Students are not always making the most of the classes they take each semester. There must be something GW can do to change this.
GW does try to get students to think ahead. We fill out four-year plans that are supposed to give us insight into the requirements and how we can fit them in during our college careers.
But that four-year plan goes right out the window the moment you go to register. Sometimes classes are full, sometimes they’re simply not offered and sometimes two or more classes conflict with each other. Many end up scrambling around looking for what will fit instead of what is best.
Instead, what if GW focused advising by year? The Career Center does this, and it could be applied to advising. Rather than giving generic advice about requirements, advisers could talk with students and point them toward classes they should take during each year based on their major and other interests. They should ask students about what they hope to do down the line and provoke them to think about planning ahead.
In the Elliott School, students only have to meet with an adviser freshman year to remove a hold. Students should be asked to meet with their advisers at least once a year in every school. Once a semester would be even more effective, but it could become a hassle for advisers in the more popular majors.
For freshmen and sophomores, meetings can cover the classes a student should take in order to keep their options open while advancing toward their degree. For juniors and seniors, these meetings can shift their focus to finishing requirements and preparing for graduation.
Thinking of studying abroad at some point? An adviser can help you choose which requirements you can put off during freshman and sophomore year. Then your transfer credit from abroad can be used to satisfy General Curriculum Requirements rather than becoming elective credits that don’t count toward much. In the meantime you can be laying the groundwork for a double major or a minor in a field that interests you.
Keep in mind that study abroad programs do not always have the diversity of courses that GW has. If you are looking to study abroad in Europe, you might be able to put off a cultures course or a history course here at GW and take that in Europe instead. If you were to take those courses here, you might end up taking more classes in those fields while abroad, even if that is not your area of interest.
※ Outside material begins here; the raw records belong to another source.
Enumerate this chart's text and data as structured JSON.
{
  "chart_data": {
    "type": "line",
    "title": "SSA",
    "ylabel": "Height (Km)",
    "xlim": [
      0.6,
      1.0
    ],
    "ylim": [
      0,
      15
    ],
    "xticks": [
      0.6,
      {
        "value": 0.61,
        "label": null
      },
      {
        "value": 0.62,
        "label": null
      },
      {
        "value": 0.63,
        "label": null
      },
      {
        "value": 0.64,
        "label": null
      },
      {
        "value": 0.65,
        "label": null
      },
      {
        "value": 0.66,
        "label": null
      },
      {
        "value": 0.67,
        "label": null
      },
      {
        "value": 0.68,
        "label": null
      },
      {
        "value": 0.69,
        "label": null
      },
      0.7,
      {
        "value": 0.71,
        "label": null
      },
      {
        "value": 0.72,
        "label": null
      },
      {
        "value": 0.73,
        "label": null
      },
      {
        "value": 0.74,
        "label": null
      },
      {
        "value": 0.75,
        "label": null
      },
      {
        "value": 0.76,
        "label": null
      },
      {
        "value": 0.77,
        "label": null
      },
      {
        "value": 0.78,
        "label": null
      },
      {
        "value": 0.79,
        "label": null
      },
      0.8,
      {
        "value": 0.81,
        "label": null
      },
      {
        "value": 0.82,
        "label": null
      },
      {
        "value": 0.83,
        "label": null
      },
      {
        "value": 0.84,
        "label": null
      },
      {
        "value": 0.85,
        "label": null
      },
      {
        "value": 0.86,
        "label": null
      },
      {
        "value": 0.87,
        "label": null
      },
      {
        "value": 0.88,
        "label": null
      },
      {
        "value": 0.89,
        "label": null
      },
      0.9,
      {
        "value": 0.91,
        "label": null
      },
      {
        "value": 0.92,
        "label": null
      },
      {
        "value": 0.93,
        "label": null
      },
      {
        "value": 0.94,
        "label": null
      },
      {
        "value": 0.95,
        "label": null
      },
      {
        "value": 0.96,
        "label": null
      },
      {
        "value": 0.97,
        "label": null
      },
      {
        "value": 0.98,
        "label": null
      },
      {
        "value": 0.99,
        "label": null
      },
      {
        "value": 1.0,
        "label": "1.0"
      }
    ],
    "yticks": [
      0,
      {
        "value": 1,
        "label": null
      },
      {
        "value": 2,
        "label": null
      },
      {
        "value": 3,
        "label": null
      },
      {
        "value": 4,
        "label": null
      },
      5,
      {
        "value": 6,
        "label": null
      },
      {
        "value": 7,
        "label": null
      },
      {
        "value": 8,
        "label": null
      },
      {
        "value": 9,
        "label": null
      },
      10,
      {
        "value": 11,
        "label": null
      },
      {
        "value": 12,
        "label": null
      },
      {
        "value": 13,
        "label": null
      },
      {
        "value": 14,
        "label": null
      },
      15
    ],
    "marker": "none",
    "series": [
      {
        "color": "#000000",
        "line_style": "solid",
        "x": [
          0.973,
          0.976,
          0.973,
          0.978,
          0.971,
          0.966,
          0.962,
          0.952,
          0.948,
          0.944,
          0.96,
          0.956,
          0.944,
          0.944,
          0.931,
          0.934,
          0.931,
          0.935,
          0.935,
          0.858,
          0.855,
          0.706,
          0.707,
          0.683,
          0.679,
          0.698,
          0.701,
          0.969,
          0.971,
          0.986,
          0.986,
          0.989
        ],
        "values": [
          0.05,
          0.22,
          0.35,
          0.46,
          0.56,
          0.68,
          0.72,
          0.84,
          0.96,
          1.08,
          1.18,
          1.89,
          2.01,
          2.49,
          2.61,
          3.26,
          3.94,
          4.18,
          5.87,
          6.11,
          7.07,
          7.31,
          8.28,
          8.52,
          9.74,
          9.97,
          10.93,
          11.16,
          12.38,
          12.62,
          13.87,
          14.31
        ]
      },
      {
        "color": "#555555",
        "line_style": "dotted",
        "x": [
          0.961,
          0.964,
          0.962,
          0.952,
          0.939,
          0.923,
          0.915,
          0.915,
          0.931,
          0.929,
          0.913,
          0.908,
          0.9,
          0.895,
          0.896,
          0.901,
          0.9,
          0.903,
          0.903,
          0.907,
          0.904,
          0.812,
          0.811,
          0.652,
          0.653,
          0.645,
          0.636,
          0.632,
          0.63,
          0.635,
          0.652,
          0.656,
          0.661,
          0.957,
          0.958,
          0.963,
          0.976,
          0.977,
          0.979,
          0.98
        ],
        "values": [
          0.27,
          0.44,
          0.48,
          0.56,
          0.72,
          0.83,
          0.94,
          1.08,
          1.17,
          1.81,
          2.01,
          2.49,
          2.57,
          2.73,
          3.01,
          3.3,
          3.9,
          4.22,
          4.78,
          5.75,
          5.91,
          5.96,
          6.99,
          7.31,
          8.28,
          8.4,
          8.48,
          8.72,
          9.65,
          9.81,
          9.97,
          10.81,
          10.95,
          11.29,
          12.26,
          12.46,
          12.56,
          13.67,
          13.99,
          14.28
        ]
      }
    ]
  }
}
In the end, it is still up to us students to take care of things ourselves. The advisers work hard, but they have too many students for them to be on top of all of us.
Take the Elliott School – there over 2,000 students and seven advisers. There are roughly 294 students for each adviser. Thus we have to be the ones to look ahead and find the classes we should take. But not every student is proactive, and sometimes people just forget.
This is where GW must step in and ensure that students aren’t getting lost in the gaps. No student should be in a situation where they discover they might not be graduating in the spring because of a class they missed somewhere along the line. Students shouldn’t have to look back and say, “Well, I could have studied abroad or double majored in this if I had taken some different classes freshman and sophomore year.”
Advisers must challenge students to think about their whole academic career from the start. Students should rise to that challenge.
The writer, a senior majoring in international affairs, is a Hatchet columnist.